CALTANISSETTA – Non sono state confortanti le notizie avute a Palermo dal governatore Crocetta che aveva convocato i commissari straordinari delle Province siciliane, unitamente ai prefetti, per un confronto sull’attuale situazione di tali enti con gravi problemi di operatività a causa dei drastici tagli dei trasferimenti finanziari in vista della loro soppressione.
Lo ha riferito il commissario straordinario Raffaele Sirico alla Rsu dell’ente e alla rappresentanza sindacale in un incontro da lui subito convocato per relazionare sull’esito del vertice a Palazzo d’Orleans.
“Stante quanto dichiarato dal presidente Crocetta – ha riferito il dott. Sirico, alla presenza anche dei dirigenti dell’Ap – la Regione non ci darà i fondi dell’anno scorso, ma molti di meno. Ci è stato detto, pertanto, di operare un fortissimo contenimento della spesa, così come fatto dalla stessa Regione che l’ha ridotta del 40 per cento. Per tale motivo non possiamo attenderci granché dalla Regione, anche perché la stessa ha a sua volta problemi con il proprio bilancio. Per cui, sostanzialmente dovremo garantire stipendi del personale e servizi essenziali fino a dicembre, mentre a Palermo stanno verificando la possibilità di trasferire ai Comuni le competenze sulle scuole superiori e alle Asp quelle del servizio disabili”.
“Ci è stato in ogni caso ribadito – ha aggiunto il commissario – che le Province cesseranno, appunto, il 31 dicembre, mentre sono all’opera diversi gruppi di lavoro per definire le modalità di nascita dei nuovi consorzi comunali che le sostituiranno. La Regione sta anche tentando di avere sostegni finanziari dallo Stato, ma su questo fronte non c’è molto da sperare. Per cui ci è stato detto di tagliare tutto ciò che non è essenziale, e a questo punto mi assumerò le relative responsabilità in attesa anche dell’esito dei prossimi incontri previsti ai tavoli regionali con le singole Province per verificarne l’attuale stato finanziario. Dobbiamo in ogni caso approvare il nostro bilancio, ma sarà impossibile se non arriveranno i trasferimenti dalla Regione”.

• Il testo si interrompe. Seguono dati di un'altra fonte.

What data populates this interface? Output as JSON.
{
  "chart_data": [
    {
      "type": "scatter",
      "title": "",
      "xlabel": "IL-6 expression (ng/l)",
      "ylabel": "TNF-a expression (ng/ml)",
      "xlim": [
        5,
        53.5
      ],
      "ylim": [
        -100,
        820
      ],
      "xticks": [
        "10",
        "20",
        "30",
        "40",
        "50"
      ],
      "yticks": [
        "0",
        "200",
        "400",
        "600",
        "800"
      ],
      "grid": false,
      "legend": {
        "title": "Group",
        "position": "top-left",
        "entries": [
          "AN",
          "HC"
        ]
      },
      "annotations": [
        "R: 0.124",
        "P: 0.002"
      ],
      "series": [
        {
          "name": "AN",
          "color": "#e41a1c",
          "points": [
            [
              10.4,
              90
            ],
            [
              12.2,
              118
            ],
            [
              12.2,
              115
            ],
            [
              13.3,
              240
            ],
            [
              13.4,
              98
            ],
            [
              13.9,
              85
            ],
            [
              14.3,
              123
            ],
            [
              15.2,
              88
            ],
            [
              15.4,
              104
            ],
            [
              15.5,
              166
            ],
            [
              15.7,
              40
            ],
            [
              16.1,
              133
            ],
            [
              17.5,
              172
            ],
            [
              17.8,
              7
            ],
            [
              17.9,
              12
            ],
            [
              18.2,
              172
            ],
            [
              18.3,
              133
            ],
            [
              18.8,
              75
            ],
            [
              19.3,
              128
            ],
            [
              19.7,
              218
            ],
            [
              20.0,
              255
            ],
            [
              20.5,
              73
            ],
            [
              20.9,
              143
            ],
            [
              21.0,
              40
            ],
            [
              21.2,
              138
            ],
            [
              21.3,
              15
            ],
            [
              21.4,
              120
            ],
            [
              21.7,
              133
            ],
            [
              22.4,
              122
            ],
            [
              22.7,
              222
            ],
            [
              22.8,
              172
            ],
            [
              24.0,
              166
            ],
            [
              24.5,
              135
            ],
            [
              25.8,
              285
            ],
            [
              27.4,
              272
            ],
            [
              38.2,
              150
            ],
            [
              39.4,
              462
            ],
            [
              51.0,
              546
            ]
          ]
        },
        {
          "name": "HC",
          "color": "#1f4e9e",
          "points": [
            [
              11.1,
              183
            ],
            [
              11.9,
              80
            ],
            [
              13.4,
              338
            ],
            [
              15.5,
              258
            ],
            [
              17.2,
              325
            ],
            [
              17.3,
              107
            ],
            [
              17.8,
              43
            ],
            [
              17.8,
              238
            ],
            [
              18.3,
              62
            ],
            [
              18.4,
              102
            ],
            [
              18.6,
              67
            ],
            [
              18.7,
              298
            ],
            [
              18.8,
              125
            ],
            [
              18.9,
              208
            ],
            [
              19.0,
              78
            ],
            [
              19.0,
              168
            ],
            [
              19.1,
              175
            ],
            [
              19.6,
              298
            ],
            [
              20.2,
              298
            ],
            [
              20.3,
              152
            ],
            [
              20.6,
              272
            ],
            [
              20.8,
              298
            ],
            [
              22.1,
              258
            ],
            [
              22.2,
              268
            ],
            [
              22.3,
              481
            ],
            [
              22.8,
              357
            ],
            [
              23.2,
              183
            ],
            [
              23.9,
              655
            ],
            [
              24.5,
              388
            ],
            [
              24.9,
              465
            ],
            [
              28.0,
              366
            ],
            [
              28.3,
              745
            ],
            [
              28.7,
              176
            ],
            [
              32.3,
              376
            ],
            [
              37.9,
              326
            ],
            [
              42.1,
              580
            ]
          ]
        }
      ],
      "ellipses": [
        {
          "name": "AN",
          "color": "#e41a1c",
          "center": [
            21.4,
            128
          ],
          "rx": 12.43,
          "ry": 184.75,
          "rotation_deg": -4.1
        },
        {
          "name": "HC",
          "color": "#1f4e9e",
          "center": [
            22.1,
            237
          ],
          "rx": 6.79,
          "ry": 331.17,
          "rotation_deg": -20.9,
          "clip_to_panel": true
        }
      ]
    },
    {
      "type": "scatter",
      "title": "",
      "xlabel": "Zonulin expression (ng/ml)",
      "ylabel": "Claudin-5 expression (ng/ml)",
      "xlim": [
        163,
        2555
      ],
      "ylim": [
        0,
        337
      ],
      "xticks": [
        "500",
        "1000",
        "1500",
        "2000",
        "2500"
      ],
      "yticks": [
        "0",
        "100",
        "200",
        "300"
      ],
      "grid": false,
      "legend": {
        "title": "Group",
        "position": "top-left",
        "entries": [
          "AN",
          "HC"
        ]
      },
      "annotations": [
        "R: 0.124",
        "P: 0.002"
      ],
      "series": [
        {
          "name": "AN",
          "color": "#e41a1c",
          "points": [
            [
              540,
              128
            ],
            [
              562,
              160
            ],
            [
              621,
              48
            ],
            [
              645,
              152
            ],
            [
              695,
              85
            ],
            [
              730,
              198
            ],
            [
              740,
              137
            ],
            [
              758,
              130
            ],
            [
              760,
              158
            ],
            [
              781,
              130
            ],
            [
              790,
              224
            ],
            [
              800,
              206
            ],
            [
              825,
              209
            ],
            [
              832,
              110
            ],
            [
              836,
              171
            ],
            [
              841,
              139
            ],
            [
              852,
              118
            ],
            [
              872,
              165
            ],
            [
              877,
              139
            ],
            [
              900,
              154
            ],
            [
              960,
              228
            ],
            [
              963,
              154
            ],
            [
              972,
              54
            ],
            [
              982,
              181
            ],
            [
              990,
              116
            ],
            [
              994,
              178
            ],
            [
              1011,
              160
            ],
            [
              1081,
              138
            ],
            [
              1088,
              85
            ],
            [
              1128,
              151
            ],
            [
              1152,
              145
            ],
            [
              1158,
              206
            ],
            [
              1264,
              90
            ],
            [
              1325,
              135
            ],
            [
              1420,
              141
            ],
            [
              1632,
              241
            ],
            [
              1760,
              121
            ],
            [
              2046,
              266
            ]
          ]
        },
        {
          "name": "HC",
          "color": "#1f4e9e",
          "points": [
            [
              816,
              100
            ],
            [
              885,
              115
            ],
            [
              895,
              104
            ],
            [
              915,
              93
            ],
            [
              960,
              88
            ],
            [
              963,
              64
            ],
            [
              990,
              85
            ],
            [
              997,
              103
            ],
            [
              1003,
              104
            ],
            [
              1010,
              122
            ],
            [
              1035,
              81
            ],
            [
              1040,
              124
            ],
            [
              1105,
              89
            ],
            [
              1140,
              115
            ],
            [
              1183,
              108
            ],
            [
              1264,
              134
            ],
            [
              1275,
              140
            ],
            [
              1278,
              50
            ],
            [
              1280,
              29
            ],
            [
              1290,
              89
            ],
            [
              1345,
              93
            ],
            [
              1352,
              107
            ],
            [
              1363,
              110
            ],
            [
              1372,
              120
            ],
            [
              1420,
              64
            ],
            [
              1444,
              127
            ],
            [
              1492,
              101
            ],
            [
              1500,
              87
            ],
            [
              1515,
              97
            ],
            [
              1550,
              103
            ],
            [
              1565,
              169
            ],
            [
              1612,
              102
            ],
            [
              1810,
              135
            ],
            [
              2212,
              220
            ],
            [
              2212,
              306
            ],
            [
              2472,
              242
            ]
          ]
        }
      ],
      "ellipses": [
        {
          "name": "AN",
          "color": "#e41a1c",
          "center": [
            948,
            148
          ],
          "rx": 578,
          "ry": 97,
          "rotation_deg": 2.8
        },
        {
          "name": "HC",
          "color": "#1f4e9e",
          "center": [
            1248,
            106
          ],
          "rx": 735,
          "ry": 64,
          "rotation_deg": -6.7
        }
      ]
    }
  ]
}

Per quanto sopra il dott. Sirico ha informato la rappresentanza sindacale che – come peraltro stabilito nel tavolo prefettizio svoltosi recentemente – dal primo agosto entrerà in vigore la nuova articolazione oraria di servizio (un solo rientro con allungamento dell’orario antimeridiano), ferma restando la disponibilità a seguire le eventuali indicazioni del personale circa l’individuazione del giorno di rientro, o di recupero. Ma, al contempo, si dovrà anche procedere con altre misure di contenimento della spesa, mentre inoltrerà una nota alla Presidenza del Consiglio dei Ministri sulla grave situazione dell’ente dovuta anche ai mancati trasferimenti dello Stato.
Forte preoccupazione è stata espressa dalla rappresentanza sindacale. La Cgil (Lunetta) s’è chiesta come faccia Crocetta ad insistere sui tagli quando non ci sono né i tempi, né i dettagli operativi su come articolare i nuovi consorzi, né reali indicazioni sul destino del personale. In ogni caso – ha aggiunto – i tagli non devono assolutamente colpire i lavoratori delle fasce più deboli, mentre in un auspicato clima di ritrovata unità sindacale si dovranno alzare i toni nei confronti della Regione.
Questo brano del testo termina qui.